New protocol could signal shift
Researchers created this new method at the University of Sydney, Australian Research Center (ARC) for Innovative BioEngineering. This can result in a change on the way bone is treated by stem cell therapy.
Defects inside bone, that are large sized, and loss from cancer “or trauma” may lead to scar tissue, that affects the bones’ ability to fix and regrow itself. Auto grafting, which is the gold standard as of right now, has disadvantages, which include the following: limited donors available, and donor location morbidity.
Researchers are left thinking of ways to work with bone cells, making bone tissue engineering an emerging field that has promising potential in the long run.
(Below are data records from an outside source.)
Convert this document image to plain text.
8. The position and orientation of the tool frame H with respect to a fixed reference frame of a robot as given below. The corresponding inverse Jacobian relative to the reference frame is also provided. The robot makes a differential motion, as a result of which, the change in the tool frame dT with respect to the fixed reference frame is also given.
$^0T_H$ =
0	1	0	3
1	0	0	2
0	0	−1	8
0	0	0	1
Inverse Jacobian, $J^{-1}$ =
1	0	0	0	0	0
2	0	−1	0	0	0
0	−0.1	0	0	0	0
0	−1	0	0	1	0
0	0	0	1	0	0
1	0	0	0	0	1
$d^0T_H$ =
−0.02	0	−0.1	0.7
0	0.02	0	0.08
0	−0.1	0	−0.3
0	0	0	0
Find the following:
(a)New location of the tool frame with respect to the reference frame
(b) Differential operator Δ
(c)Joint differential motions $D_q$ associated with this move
Induced Pluripotent Stem Cells
Zufu Lu, Ph. D., researcher for University of Sydney’s Bio materials and Tissue Engineering Researcher Unit and ARC, talked about progress for the induced pluripotent stem cell ( iPSC ) technology. It could eventually train fibroblasts to progenitor cells from different stages of development and give exciting direction for tissue fixing and regrowth. Lu co-leads the SCTM study as investigator, along with Professor Hala Zreigat, Ph. D, leader and director of ARC.
Lu added that iPSC technology demonstrates the ability to source unlimited supply of progenitor cells, and lets patients use their own cells for the use of tissue fixing and regrowth, which shows little to no immunity rejection. However this kind of technology has several drawbacks. These drawbacks include, mandatory challenging training through Yamanaka factors (Oct3/4, Sox2, Klf4, c-Myc).
Adding to the challenges, certain stimuli are needed to lead iPSCs to become progenitor cells based on developmental stage. Lu also states that leftover iPSCs can show appearance of tumors after implantation.
One loophole to go around this problem by recent studies, is by direct training the fibroblasts to bone cells. According to Profesor Zreigat, fibroblasts are similar to osteoblasts. Similar transcription records show that they can form hypothesis on unique factors made by osteoblasts, which have capability to getting fibroblasts to transform into cells with osteoblast-like characteristics.
Natural Factors and Fibroblasts
Earlier studies showed that fibroblasts made many cell types that depended on genetic manipulating using one or more transcription regulators. Like iPSCs, training fibroblasts in this approach shows built in technical and safety problems. The research team led by Lu and Zreigat, think that a method using natural factors can lead to better control on training and enhancing safety.
Dr. Lu stated that “chemical induction of cell training is different from genetic reprogramming, in that it is pretty fast and changeable, making it more susceptible to changes, in being able to control factor dosage and / or combinations with other molecules.”
At the beginning, the research team saw that media trained by osteoblasts from humans can lead to training fibroblasts from humans to working osteoblasts. Professor Zreigat goes on saying that proteomic analysis showed single organic bio active protein, insulin growth factor binding protein-7 (IGFBP7), showing big increase with media trained by osteoblasts, versus media being conditioned by fibroblasts.
In fact, this showed researchers to test IGFBP7’s capability as a transcription factor. They found that it successfully led to a change from fibroblasts and osteoblasts in vitro. Then they tested a mouse model, and saw favorable results when fibroblasts made tissue that mineralized itself. This change had to do with senescence and relying on autocrine IL-6 signaling.
Dr. Lu, and Professor Zreigat both stated that their approach they elaborated on shows great improvements over conventional approaches, such as iPSCs and adult mesenchymal stem cells.
Anthony Atala, M.D., Editor-in-Chief of STEM CELLS Translational Medicine and director of Wake Forest Institute of Regenerative Medicine, states that bone tissue engineering is an emerging area of study, which can allow cell therapies to have a lot of translational future, but cell-based approaches as of now show drawbacks.
This particular study was done at Charles Perkins Center and Children’s Hospital, located in Westmead, University of Sydney.